Extraterrestrial dust falls on every part of the Earth, including the parts covered in cities. Most of it arrives as grains a few hundredths to a few tenths of a millimetre across, finer than a grain of sand or close to it, and it lands without anyone noticing. Some of that material can, with effort, be recovered from the grit that collects in ordinary roof gutters. The effort is the part usually left out.
How much arrives, and what it is
The dust is made of micrometeorites: tiny fragments of asteroids and comets that survive the fall through the atmosphere and reach the ground. They are the small end of a size range that runs up to full meteorites, and by mass they are the dominant form of extraterrestrial material arriving on Earth.
How much arrives is a genuinely difficult thing to measure, and estimates have varied. The most carefully controlled figure comes from a 2021 study in Earth and Planetary Science Letters by Julien Rojas, Jean Duprat and colleagues, based on roughly two decades of collecting from ultra-clean snow at Dome C in central Antarctica. They put the flux of micrometeorites reaching the Earth’s surface at about 5,200 tonnes a year, with a stated uncertainty of around 1,500 tonnes. The total mass of dust entering the atmosphere before any of it burns up is higher, estimated in the same work at around 15,000 tonnes a year.
For comparison, the material arriving as larger meteorites amounts to less than ten tonnes a year. The dust does the bulk of the delivering.
Most micrometeorites do not arrive intact. The heat of atmospheric entry melts them, and they reach the ground as small solidified droplets known as cosmic spherules. Unmelted micrometeorites, which preserve more of their original mineralogy, are the rarer and more scientifically valuable kind.
Why cities were considered hopeless
For most of the time micrometeorites have been studied, they were collected from places with as little human material as possible: Antarctic ice, deep-sea sediments, remote deserts. Antarctica in particular offers clean snow and a low background of terrestrial dust.
Cities were considered the opposite of that. The assumption was that urban environments were too contaminated, too full of industrial particles, for any genuine micrometeorite to be picked out. This was not idle caution. Magnetic spherules had been gathered from urban areas as far back as the 1940s, and studies in the 1950s concluded that those particular spherules were artificial. The lesson taken from that was that the city was a dead end.
The urban collection
That assumption was overturned, slowly, by a Norwegian musician. Jon Larsen, a guitarist with no formal background in the field, became interested in cosmic dust around 2009 after a tiny dark grain landed on a table where he was eating breakfast. He began collecting roof debris and sorting it, an effort he called Project Stardust.

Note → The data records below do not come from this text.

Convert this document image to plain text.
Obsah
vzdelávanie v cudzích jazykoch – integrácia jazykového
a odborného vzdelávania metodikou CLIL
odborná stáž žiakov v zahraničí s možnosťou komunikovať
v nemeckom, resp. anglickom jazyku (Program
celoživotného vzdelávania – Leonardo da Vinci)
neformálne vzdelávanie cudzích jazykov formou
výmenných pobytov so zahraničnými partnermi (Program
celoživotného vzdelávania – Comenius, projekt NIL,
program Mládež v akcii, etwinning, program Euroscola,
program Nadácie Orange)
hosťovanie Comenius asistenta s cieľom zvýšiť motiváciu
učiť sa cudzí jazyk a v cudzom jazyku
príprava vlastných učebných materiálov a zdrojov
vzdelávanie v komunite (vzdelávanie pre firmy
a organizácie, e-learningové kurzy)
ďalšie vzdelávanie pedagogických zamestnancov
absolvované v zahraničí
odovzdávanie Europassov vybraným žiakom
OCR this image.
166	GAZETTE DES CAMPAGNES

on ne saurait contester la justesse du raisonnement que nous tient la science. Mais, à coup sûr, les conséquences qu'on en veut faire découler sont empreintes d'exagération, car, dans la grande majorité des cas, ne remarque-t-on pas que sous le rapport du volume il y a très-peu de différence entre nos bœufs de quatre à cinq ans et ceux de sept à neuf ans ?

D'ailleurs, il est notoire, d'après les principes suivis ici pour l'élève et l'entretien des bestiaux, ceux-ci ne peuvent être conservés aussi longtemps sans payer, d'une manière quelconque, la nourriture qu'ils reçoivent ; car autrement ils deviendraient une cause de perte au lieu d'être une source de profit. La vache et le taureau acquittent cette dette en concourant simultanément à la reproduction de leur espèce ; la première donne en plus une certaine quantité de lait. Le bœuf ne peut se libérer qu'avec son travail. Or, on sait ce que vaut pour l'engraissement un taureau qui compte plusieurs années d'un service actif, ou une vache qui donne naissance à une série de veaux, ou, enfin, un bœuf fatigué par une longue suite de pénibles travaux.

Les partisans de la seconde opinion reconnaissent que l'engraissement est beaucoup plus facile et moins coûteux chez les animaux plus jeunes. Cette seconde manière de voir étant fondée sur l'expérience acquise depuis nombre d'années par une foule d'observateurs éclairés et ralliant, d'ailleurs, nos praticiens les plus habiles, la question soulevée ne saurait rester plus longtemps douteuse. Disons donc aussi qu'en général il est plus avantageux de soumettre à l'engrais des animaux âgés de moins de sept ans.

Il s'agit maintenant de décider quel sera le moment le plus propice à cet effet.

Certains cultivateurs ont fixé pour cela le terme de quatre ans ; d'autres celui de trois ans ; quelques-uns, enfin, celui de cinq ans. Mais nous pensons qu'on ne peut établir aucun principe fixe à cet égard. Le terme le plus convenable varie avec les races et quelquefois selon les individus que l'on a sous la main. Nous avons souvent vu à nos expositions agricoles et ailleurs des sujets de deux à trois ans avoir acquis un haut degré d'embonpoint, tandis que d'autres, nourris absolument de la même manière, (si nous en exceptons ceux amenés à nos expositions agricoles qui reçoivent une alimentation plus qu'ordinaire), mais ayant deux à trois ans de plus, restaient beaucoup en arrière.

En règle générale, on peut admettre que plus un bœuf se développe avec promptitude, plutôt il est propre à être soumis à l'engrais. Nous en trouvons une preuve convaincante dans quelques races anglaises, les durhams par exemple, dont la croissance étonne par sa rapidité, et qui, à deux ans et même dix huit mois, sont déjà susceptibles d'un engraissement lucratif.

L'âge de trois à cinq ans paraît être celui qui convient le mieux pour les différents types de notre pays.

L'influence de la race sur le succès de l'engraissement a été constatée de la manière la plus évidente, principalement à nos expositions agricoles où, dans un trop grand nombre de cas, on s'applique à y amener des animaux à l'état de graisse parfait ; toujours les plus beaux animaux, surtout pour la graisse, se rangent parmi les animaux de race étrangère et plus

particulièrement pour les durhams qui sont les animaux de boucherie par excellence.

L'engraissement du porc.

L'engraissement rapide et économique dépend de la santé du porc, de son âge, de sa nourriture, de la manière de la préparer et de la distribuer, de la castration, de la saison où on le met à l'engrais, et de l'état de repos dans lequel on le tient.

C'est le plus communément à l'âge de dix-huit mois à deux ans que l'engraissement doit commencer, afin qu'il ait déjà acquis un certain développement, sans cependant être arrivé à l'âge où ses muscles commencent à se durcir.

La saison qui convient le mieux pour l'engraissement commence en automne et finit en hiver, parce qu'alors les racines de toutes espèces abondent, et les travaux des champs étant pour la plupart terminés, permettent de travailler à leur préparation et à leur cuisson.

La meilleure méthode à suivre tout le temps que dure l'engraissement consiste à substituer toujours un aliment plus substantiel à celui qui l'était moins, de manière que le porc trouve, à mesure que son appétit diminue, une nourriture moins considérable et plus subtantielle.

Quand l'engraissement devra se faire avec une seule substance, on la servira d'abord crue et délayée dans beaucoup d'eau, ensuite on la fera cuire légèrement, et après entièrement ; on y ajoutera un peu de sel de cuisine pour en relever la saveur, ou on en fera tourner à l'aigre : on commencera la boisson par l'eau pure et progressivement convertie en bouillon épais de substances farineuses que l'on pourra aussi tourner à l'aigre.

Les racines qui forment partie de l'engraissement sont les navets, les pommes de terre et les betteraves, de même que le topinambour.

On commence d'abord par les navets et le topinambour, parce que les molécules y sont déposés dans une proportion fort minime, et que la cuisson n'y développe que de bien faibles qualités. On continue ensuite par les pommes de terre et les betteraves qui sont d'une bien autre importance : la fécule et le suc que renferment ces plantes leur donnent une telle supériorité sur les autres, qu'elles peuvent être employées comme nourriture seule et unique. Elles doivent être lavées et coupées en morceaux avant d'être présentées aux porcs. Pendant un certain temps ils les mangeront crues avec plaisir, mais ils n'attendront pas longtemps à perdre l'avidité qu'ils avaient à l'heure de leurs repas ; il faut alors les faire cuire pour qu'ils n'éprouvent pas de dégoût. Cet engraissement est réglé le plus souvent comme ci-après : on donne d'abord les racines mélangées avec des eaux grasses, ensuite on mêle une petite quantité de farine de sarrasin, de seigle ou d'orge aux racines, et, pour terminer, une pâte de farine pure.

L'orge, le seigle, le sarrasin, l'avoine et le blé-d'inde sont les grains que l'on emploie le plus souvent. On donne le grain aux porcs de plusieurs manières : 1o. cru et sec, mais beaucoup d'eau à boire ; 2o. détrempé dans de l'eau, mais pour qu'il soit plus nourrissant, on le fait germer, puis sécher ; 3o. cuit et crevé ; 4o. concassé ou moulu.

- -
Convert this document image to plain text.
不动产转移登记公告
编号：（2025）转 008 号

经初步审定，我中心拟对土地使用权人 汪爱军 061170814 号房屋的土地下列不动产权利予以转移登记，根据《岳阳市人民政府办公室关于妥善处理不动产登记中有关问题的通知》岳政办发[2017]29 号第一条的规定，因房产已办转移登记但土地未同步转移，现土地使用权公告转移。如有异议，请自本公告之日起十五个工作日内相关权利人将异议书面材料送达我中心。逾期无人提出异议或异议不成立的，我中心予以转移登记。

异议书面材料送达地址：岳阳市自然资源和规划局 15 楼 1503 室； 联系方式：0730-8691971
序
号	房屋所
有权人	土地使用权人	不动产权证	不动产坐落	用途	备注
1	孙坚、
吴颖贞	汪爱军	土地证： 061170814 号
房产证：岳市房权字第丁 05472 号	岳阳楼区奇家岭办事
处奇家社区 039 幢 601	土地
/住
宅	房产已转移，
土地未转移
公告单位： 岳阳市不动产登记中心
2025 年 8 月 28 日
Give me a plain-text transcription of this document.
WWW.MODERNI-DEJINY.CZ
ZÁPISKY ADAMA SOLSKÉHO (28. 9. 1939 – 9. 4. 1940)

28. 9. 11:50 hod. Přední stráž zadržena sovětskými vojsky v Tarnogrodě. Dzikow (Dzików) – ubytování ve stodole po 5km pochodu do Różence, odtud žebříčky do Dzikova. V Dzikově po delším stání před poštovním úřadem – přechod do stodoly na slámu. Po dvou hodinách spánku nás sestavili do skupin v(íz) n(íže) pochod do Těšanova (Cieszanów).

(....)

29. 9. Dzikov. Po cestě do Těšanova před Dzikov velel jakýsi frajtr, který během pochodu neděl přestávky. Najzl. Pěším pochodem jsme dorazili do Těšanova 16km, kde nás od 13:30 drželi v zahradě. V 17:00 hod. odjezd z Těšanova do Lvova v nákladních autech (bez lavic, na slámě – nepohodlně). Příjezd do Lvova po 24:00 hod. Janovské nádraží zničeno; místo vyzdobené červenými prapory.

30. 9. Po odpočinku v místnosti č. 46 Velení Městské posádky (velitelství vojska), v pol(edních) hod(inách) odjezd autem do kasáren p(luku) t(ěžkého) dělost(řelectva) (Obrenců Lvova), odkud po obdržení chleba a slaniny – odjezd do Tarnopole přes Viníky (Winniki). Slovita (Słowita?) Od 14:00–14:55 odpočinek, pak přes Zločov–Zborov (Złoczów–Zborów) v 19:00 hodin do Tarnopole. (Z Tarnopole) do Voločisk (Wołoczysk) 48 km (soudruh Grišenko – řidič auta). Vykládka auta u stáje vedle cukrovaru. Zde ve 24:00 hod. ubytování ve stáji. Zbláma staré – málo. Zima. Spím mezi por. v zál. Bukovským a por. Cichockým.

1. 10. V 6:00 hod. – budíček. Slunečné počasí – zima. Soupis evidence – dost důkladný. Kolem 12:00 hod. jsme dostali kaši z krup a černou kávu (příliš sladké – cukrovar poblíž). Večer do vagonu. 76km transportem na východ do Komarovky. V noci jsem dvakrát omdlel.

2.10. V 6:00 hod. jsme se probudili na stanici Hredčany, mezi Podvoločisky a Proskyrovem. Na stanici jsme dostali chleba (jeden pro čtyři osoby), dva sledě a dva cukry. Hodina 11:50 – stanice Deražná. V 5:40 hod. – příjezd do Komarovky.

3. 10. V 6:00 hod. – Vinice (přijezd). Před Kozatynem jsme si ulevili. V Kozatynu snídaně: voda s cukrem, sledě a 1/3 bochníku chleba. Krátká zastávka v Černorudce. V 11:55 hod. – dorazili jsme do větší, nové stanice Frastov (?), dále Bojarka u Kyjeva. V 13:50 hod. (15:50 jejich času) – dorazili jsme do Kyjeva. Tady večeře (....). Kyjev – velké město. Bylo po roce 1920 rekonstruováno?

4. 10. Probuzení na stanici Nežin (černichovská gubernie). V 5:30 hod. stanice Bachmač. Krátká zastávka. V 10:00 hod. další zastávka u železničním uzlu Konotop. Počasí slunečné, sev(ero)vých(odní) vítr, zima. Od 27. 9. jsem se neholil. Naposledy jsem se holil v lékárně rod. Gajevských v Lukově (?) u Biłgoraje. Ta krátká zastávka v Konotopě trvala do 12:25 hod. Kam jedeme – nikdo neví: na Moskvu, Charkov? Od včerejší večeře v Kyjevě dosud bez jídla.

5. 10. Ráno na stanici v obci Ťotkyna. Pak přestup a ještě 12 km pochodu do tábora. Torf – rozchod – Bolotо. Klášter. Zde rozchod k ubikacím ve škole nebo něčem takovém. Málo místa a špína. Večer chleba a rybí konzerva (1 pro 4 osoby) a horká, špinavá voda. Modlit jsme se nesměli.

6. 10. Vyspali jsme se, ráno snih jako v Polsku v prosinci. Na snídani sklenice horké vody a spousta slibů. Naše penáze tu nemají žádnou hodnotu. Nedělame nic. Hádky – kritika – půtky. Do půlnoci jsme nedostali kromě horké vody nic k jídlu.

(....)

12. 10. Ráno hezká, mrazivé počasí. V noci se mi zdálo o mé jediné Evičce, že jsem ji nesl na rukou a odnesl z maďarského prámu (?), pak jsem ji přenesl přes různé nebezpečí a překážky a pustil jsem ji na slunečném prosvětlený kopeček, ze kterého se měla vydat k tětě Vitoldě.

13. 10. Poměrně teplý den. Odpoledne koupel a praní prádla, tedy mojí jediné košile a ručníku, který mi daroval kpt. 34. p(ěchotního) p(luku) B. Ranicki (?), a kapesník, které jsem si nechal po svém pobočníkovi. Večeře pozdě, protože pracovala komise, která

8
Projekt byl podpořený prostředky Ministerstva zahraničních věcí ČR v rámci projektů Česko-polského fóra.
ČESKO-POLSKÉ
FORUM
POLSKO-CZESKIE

The work was eventually taken up with professional researchers. In 2017, Matthew Genge of Imperial College London, with Larsen and two colleagues, published a paper in the journal Geology reporting around 500 micrometeorites recovered from urban rooftops, mostly in Norway. Because they had fallen recently, within roughly the previous six years, they were the youngest large micrometeorites collected up to that point.
The part the headlines skip
The story is often reduced to a simple instruction: run a magnet through your gutter and you will pull out meteorites. That oversells it considerably.
Almost everything magnetic in gutter grit is of human origin. Cities produce a steady supply of small metallic and glassy spheres: spray from welding, debris from grinding wheels and high-speed drills, residue from combustion. To a casual eye, and even to a magnet, these are indistinguishable from cosmic spherules. They are the imposters, and the title of Larsen’s first book, which pairs micrometeorites with their terrestrial imposters, makes the point plainly.
Telling the two apart is not a matter of looking harder. It requires laboratory analysis. In the 2017 study, particles were examined under a scanning electron microscope and measured by electron microprobe. A genuine cosmic spherule carries a specific chemical signature: the relative abundances of elements such as aluminium, calcium, titanium, magnesium, silicon and iron match those of chondritic meteorite material, and certain volatile elements are depleted in a way consistent with heating during atmospheric entry. That signature, not the magnetism and not the shape, is what confirms an extraterrestrial origin.
The genuine contribution of the urban work was not the discovery that space dust lands on roofs. That was always likely. It was the development of a reliable way to separate the real particles from a far larger population of convincing fakes.
Why the collection is worth having
Urban micrometeorites earn their place for a specific reason. Antarctic and deep-sea collections are difficult to reach and contain particles of varied and often considerable age. Rooftop particles are recent and their fall can be roughly dated, which makes them a clean modern reference sample.
That has a use beyond novelty. The 2017 paper noted that the proportions of different spherule types in the modern urban sample did not match the average seen in older deposits, which the authors read as a sign that the dust flux has not been constant through the recent geological past. A present-day sample gives one fixed point against which the older record can be compared.
The dust was always falling on cities. What changed was not the rain but the ability to find a few real grains of it in the noise of everything else a city sheds onto its own roofs.